Selain itu, Hasan Basri mendesak pemerintah untuk menjadikan pos anggaran pendidikan sebesar Rp722 triliun itu ada di satu pintu kementerian pendidikan. Termasuk anggaran pendidikan di kementerian agama RI sekitar Rp150 triliun. Sedangkan Kemendikbudristek RI sendiri hanya mengelola Rp100 triliun. Penyatuan anggaran itu agar mudah dilakukan pengawasan. Sebab, pengawasan akan sulit dilakukan kalau didistribusikan di berbagai kementerian dan lembaga (K/L) untuk pendidikan dan latihan (diklat) dan sebagainya.
“Anggaran pendidikan di satu kementerian itu agar mudah dalam melakukan pengawasan. Baik oleh DPD RI maupun DPR RI. Kalau didistribusikan kepada kementerian yang lain misalnya ke Kemenhan RI, Komite III DPD RI bukan mitra kerja Kemenhan RI dan seterusnya,” kata Hasan Basri.

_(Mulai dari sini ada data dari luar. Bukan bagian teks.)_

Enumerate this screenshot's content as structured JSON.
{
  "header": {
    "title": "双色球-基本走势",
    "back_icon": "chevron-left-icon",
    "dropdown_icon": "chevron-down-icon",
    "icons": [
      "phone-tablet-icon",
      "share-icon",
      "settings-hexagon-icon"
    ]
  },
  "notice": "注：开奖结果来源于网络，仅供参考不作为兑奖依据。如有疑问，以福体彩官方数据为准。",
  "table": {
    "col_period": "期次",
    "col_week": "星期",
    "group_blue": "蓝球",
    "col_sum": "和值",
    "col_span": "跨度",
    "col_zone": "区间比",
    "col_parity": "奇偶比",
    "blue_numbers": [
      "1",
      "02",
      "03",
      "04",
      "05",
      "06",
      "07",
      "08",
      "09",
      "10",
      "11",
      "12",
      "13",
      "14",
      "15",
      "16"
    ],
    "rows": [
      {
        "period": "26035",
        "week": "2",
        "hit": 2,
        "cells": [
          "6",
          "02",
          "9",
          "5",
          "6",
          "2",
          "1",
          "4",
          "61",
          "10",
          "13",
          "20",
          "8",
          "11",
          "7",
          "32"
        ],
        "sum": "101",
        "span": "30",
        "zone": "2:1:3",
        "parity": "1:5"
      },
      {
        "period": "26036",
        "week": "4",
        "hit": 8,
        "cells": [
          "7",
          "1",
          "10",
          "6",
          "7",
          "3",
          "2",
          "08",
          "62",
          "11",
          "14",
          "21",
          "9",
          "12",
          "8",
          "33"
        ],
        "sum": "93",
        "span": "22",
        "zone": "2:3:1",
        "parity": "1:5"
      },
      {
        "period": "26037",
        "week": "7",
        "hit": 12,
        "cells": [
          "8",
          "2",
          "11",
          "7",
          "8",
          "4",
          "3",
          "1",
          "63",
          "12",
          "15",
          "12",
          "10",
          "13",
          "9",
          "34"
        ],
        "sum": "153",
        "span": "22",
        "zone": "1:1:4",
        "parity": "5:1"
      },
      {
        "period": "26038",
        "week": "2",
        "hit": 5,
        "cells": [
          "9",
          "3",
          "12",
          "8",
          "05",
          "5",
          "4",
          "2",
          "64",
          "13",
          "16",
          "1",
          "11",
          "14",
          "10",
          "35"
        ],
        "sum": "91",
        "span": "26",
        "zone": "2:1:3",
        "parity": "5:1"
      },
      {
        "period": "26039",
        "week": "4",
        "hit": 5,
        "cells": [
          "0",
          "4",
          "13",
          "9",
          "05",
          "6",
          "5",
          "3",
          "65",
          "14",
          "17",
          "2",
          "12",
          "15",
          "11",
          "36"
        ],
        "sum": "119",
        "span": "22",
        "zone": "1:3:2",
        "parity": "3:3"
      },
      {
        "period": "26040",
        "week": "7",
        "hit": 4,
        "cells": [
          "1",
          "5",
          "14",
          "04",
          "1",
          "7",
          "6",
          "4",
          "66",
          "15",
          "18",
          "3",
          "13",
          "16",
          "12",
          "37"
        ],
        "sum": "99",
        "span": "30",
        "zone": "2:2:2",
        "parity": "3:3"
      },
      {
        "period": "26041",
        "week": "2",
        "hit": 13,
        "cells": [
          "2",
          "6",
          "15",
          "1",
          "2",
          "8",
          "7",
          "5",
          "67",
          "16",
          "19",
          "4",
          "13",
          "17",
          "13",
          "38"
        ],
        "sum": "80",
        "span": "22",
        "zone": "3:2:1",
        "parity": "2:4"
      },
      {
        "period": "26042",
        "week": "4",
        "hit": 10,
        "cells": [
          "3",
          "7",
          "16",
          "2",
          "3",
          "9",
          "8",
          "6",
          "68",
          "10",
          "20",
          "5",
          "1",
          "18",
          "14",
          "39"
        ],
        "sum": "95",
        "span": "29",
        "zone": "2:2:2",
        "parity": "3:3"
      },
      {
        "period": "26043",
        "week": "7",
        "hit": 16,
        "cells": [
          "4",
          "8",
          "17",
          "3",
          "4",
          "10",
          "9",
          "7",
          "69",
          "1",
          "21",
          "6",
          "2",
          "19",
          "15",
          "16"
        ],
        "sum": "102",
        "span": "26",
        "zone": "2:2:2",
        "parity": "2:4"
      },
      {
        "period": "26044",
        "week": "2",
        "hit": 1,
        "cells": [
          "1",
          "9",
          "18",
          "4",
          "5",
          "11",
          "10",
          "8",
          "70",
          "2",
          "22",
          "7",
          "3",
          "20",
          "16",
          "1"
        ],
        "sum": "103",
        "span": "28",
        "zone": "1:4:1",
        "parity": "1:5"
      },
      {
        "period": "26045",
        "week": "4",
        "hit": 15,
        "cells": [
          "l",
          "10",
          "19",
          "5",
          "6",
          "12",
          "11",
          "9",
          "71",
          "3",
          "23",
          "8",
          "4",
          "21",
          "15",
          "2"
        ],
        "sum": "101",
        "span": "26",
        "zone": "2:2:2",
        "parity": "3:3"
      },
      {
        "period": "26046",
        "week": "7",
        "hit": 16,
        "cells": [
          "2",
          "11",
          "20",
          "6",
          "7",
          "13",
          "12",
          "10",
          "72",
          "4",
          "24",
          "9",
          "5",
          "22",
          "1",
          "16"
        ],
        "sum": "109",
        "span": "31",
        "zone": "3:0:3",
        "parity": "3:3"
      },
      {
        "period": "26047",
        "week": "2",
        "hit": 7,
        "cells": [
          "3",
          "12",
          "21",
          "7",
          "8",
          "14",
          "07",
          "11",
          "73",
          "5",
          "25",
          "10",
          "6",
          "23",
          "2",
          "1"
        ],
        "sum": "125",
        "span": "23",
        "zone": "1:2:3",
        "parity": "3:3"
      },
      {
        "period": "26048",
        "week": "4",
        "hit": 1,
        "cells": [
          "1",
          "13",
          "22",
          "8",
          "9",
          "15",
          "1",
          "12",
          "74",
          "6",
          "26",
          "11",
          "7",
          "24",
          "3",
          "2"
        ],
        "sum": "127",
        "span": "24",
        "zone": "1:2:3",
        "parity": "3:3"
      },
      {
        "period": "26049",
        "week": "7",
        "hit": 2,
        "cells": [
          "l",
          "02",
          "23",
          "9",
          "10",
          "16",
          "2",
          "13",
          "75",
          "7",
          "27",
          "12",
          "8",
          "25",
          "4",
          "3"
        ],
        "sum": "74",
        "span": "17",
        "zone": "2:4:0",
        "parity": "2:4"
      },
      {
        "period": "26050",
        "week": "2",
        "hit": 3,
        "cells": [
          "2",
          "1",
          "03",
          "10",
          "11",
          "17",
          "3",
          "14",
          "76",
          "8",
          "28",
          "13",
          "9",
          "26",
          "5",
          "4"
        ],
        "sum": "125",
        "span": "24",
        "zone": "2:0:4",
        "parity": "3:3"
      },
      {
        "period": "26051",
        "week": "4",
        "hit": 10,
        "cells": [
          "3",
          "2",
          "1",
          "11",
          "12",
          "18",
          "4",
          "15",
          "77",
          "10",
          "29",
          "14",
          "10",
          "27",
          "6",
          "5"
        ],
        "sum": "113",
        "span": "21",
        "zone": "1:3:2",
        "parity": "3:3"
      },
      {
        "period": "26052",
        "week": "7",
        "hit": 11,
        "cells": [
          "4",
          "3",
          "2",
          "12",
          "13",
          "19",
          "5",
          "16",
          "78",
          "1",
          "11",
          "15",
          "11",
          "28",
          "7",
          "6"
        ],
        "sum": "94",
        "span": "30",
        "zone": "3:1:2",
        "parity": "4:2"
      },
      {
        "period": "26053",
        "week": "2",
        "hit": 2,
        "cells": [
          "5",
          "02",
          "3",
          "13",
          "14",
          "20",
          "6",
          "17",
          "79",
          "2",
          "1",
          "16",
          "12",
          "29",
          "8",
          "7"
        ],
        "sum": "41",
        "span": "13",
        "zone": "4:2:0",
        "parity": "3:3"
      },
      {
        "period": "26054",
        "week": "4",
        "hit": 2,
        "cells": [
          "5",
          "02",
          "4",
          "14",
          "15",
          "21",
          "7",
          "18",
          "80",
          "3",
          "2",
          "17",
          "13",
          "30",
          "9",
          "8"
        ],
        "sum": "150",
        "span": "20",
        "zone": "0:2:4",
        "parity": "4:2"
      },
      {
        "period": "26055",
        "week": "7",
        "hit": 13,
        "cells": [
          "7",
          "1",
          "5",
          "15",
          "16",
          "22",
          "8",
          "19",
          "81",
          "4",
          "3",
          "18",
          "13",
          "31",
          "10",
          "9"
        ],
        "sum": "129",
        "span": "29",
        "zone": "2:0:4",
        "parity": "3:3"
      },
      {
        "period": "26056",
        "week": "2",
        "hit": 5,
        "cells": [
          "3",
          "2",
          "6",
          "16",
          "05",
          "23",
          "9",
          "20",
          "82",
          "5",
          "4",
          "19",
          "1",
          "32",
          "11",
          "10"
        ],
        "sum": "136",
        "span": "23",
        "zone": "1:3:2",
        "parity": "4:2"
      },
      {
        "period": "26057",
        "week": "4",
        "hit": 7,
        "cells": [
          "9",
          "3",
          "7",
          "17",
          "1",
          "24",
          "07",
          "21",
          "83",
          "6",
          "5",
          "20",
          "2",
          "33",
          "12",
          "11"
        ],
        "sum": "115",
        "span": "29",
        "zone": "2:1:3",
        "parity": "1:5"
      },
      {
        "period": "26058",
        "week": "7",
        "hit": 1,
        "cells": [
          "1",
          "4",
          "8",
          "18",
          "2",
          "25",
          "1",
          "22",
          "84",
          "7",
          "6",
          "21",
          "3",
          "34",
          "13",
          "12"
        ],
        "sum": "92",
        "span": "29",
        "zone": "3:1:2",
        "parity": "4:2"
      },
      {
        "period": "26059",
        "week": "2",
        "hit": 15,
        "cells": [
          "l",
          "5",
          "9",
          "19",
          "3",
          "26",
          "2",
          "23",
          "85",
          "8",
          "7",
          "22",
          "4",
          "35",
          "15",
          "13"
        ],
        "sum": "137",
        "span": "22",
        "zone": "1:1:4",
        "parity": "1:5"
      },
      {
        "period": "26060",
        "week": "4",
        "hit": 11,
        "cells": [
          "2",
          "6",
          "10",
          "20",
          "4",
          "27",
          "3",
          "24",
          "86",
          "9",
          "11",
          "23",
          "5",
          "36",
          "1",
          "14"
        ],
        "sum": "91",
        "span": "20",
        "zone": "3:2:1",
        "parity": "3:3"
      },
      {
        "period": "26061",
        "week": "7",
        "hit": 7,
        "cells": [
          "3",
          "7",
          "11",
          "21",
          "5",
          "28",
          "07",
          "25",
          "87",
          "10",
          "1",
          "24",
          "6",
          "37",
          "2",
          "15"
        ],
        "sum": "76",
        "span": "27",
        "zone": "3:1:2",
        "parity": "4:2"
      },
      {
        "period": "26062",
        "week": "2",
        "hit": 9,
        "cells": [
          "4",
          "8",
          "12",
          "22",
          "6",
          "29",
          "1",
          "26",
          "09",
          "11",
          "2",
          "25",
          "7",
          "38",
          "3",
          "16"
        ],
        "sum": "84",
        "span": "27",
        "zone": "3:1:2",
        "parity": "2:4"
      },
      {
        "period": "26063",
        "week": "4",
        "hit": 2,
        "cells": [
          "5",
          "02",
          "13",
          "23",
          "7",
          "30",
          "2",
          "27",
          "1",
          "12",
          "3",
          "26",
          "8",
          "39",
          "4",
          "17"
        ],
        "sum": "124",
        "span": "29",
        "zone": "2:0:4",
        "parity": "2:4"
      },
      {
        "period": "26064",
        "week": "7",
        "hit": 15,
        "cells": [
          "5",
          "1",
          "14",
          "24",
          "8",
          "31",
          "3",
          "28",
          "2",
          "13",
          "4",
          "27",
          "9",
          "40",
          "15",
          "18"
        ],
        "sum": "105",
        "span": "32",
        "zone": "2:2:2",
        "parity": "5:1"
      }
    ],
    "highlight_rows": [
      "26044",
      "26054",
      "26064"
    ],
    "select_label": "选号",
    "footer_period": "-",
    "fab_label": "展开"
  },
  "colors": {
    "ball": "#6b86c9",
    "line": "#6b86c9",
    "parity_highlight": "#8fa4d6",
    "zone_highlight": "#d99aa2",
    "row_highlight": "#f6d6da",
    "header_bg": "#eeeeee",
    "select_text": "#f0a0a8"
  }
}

Selain itu lanjut senator dari Dapil Kalimantan Utara i(Kaltara) tu, anggaran pendidikan yang besar tersebut agar dimanfaatkan secara optimal oleh perguruan tinggi negeri (PTN), sehingga PTN tidak membebani mahasiswa. Seperti uang kuliah tunggal (UKT) dan uang pembangunan institusi yang mahal.
Mahalnya UKT dan uang pembangunan yang mencapai puluhan juta rupiah itu hingga banyak calon mahasiswa.yang mengundurkan diri. Padahal, amanah konstitusi menegaskan bahwa semua rakyat Indonesia berhak mendapatkan pendidikan yang layak. “Kasus sengkarut UKT juga salah satunya karena sistem pendidikan tinggi di Indonesia yang unik karena banyaknya perguruan tinggi di K/L. Di negara lain itu terpusat di kementerian pendidikan atau kementerian pendidikan tinggi dan satu pintu,” kata senator dari Dapil Kaltara ini.
Amamah itu termaktub dalam UUD 1945. Pasal 28C Ayat 1 berbunyi, “Setiap orang berhak mengembangkan diri melalui pemenuhan kebutuhan dasarnya, berhak mendapat pendidikan dan memperoleh manfaat dari ilmu pengetahuan dan teknologi, seni dan budaya, demi meningkatkan kualitas hidupnya dan demi kesejahteraan umat manusia.” Pada Ayat 1 dan 2. Pasal 31 Ayat 1 UUD 1945 berbunyi, “Setiap warga negara berhak mendapat pendidikan.”
Menurut Hasan Basri, kalau subsidi Rp1 triliun untuk setiap PTN itu masih belum mencukupi. Sehingga semua PTN membuat kebijakan UKT masing-masing dan itu malah memberatkan mahasiswa. Karena itu, anggaran dan subsidi untuk PTN itu harus dievaluasi bersama. “Agar cita-cita pendidikan yang diamanahkan UUD NRI 1945 itu benar-benar bisa terwujud,” pungkasnya.